L’élection de Mgr Muteba en question
Parmi les passages les plus sensibles de la lettre figure la référence à l’élection de Fulgence Muteba, actuel président de la CENCO. Selon Mgr Kasanda, cette élection s’est déroulée dès le premier tour avec 30 voix sur 44, un résultat jugé inhabituel par certains observateurs. Traditionnellement, les évêques votent sans candidatures déclarées, et les noms émergent progressivement au fil des scrutins.
L’histoire récente de la conférence épiscopale en offre plusieurs exemples marquants, notamment celui du cardinal Laurent Monsengwo Pasinya qui, d’après nos sources, aurait été élu président de la CENCO après près de dix scrutins, alors que son prestige ecclésial, national et international était plus élevé que celui de l’actuel président.
Dans ce contexte, l’obtention d’une majorité aussi nette dès le premier tour soulève des interrogations. Mgr Kasanda évoque dans sa note l’hypothèse d’un “conciliabule”, c’est-à-dire une entente préalable entre certains votants.
Des interrogations sur les équilibres internes
Si une telle concertation avait effectivement eu lieu, plusieurs questions se posent : sur quoi portait-elle ? Qui en aurait été l’initiateur ? et pourquoi ces échanges n’ont-ils jamais été rendus publics ?
Certaines voix évoquent également la possibilité d’influences extérieures. Cette hypothèse s’inscrit dans un contexte politique tendu, alors que certaines prises de position récentes de la CENCO se sont montrées particulièrement critiques envers le gouvernement.
Dans le passé, il a aussi été mentionné que certaines initiatives portées par la conférence épiscopale notamment autour du projet de pacte républicain auraient bénéficié d’un soutien financier de partenaires internationaux. Aucune preuve publique ne permet toutefois d’établir un lien direct entre ces soutiens et les équilibres internes de l’institution.
À ce stade, le public ne dispose que d’une partie du document original. Les annexes mentionnées dans l’intervention de Mgr Kasanda restent introuvables dans l’espace public. Cette absence entretient le flou autour d’une affaire qui touche au cœur du fonctionnement de l’une des institutions les plus influentes du pays.
A qui profite le crime ?
Pourquoi a-t-on mis sur la place publique un document incomplet ? Pourquoi n’a-t-on pas publié les annexes de la note confidentielle rendue publique ? Et à qui profite leur disparition ? Tant que ces pièces ne seront pas versées au débat public, la controverse autour de la note de Mgr Kasanda n’ira pas au fond de vraies questions qu’elle soulève. On tombera ainsi dans le piège de ceux qui ont volontairement divulgué la note tout en prenant soin d’en cacher les annexes.

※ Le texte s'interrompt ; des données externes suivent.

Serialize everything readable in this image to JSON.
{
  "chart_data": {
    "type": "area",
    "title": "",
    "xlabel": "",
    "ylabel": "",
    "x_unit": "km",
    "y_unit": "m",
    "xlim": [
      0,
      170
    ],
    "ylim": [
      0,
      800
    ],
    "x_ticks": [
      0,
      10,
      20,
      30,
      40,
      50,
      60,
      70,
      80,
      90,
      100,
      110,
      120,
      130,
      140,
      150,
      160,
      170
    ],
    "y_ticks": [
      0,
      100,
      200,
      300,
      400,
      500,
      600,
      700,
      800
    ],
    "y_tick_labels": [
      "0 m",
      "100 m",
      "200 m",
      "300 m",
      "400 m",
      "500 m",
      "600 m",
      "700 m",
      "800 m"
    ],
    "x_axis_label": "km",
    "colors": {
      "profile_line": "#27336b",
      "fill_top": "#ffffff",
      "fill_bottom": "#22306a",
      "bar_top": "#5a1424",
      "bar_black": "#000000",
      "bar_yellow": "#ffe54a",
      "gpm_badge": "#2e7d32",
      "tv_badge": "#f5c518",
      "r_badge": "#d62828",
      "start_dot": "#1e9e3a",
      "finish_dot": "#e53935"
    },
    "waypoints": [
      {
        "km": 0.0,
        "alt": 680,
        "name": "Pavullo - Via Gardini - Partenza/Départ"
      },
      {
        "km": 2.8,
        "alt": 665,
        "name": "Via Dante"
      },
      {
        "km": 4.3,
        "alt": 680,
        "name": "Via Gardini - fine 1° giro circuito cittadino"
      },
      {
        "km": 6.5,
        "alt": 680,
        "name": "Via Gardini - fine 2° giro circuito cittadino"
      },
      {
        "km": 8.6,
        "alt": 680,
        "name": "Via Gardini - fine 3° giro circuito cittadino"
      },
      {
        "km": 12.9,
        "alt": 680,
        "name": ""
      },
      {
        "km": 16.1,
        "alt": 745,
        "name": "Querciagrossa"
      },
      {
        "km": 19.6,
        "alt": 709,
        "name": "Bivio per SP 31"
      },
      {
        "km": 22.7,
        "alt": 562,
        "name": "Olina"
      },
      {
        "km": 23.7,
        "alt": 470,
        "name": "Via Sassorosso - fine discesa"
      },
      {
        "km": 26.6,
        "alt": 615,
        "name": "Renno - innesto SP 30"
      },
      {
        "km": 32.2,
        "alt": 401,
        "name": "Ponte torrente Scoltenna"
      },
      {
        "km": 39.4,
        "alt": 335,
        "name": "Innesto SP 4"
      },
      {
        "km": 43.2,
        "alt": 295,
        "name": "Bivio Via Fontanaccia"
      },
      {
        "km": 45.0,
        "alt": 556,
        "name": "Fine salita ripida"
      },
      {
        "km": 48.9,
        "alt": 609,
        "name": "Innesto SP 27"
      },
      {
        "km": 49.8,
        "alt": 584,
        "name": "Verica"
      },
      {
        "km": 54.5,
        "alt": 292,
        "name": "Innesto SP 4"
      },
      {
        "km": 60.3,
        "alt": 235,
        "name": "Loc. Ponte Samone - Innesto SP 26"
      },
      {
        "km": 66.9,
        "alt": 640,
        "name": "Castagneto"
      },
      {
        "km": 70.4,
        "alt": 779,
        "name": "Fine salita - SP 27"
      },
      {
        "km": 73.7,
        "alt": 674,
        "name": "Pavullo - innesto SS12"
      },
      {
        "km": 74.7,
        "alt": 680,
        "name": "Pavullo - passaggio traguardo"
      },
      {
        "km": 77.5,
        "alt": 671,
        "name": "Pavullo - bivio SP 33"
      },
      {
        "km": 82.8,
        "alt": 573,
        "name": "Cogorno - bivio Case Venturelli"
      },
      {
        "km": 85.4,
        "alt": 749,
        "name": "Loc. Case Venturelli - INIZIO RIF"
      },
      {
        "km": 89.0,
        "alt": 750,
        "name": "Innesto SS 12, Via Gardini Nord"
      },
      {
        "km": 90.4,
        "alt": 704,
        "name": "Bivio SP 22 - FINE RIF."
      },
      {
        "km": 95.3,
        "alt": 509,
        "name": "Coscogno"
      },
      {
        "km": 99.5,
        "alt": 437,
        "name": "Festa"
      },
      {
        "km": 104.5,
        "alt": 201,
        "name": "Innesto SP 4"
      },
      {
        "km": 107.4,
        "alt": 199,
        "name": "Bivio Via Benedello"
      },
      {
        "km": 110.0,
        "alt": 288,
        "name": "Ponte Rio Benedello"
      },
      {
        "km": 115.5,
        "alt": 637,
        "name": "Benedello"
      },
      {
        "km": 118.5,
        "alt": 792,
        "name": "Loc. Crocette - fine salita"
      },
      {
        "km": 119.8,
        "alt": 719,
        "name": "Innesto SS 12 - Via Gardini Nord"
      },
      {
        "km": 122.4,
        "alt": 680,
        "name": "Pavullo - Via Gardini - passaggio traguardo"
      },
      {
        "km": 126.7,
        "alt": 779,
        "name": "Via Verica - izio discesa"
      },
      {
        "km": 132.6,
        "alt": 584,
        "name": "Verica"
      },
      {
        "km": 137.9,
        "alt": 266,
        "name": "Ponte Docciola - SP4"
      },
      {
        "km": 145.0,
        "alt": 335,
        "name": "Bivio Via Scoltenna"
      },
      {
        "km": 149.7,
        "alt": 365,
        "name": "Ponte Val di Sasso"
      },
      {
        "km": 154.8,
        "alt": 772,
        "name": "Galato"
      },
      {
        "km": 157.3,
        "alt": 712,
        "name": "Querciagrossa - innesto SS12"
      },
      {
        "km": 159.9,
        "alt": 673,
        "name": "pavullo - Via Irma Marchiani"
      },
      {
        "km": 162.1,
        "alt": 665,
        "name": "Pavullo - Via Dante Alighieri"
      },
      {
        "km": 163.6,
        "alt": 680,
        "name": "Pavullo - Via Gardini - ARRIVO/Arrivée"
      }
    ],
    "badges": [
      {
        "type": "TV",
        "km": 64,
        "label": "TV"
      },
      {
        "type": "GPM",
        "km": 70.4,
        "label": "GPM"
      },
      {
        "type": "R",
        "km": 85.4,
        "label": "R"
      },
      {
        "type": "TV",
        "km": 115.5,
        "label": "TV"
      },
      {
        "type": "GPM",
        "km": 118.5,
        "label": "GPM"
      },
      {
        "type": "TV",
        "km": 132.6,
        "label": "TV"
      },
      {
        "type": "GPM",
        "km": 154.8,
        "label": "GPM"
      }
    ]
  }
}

Serait-ce pour éviter le vrai débat, diaboliser l’évêque de Mbuji-Mayi, s’engager dans des querelles inutiles et convertir les bourreaux en victimes ? Quoi qu’il en soit, cette affaire ouvre un débat rare sur la gouvernance interne et les équilibres institutionnels de l’Église catholique au Congo-Kinshasa, dont la parole pèse fortement dans la vie politique et sociale du pays. Quant au scandale sur la divulgation des péchés des prophètes de la CENCO, il doit inviter ces derniers à revoir leur pédagogie et leur méthode quand il s’agit de parler des péchés des autres.